El Supremo Tribunal Federal de Brasil, a través del magistrado Alexandre de Moraes, ha otorgado un permiso especial para que el exmandatario Jair Bolsonaro abandone su centro de reclusión y sea ingresado en un hospital. La medida responde a la necesidad de intervenir quirúrgicamente dos hernias inguinales detectadas en el político. No obstante, esta concesión sanitaria no relaja su situación procesal, ya que se ha dispuesto un operativo de vigilancia permanente a cargo de la Policía Federal, que custodiará tanto al paciente como las instalaciones médicas durante todo el proceso.
Esta salida representa el primer movimiento del líder del Partido Liberal fuera de las dependencias policiales desde que fuera encarcelado el pasado 22 de noviembre. El régimen de aislamiento se endureció tras un incidente previo en el que Bolsonaro admitió haber alterado su tobillera electrónica mientras cumplía arresto domiciliario. Aunque su defensa argumentó que el acto fue producto de una sospecha paranoica sobre micrófonos ocultos en el dispositivo, la justicia consideró que existía un riesgo real de evasión, lo que motivó su traslado a una celda en Brasilia.
Durante su estancia en el centro médico, la cual podría prolongarse por una semana según las estimaciones del equipo de cirugía, las restricciones serán severas.

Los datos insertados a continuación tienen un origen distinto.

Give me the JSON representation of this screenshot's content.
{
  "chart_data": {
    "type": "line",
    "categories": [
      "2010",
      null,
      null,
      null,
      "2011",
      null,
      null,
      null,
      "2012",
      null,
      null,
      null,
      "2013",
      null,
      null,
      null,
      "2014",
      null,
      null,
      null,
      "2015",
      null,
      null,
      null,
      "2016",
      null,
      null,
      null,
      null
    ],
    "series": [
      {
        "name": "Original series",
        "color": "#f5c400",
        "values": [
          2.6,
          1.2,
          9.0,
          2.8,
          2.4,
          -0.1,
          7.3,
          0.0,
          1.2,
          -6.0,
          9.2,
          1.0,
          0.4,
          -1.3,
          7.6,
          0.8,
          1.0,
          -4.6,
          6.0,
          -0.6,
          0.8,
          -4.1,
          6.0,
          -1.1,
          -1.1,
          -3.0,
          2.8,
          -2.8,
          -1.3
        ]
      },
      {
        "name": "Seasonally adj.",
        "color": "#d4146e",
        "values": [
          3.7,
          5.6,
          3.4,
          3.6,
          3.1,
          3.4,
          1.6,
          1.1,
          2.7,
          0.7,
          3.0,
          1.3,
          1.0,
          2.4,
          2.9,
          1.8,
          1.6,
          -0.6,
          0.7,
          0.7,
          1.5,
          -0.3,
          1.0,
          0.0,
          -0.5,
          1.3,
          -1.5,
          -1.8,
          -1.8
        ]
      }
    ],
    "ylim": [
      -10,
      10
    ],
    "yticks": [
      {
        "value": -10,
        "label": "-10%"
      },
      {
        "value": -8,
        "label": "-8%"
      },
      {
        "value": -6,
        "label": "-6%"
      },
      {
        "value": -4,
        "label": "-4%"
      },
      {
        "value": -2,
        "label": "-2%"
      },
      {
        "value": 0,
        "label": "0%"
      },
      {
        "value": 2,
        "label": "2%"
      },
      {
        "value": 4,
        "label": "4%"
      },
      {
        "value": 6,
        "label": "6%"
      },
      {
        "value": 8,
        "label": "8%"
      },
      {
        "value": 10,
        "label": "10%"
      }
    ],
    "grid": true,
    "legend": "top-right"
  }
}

El juez prohibió expresamente el ingreso de teléfonos móviles o cualquier aparato de comunicación electrónica en la habitación. Únicamente se ha autorizado el acompañamiento presencial de su cónyuge, Michelle Bolsonaro, mientras el personal sanitario se enfoca en las tareas de recuperación postoperatoria, control de dolor y prevención de afecciones vasculares derivadas de la inmovilidad.
El contexto de su detención se remonta a la sentencia dictada en septiembre, cuando se le impuso una pena de 27 años y 3 meses de cárcel, junto con una sanción económica de 75.000 dólares. Los cargos que sustentan esta condena incluyen la dirección de una asociación ilícita para socavar la democracia, la destrucción de bienes históricos y el intento de derrocamiento violento del orden constitucional tras los comicios presidenciales. En la resolución final, De Moraes destacó el uso de la estructura estatal para sembrar caos institucional, aunque aplicó una reducción en la cuantía de la pena atendiendo a que el condenado supera los 70 años de edad.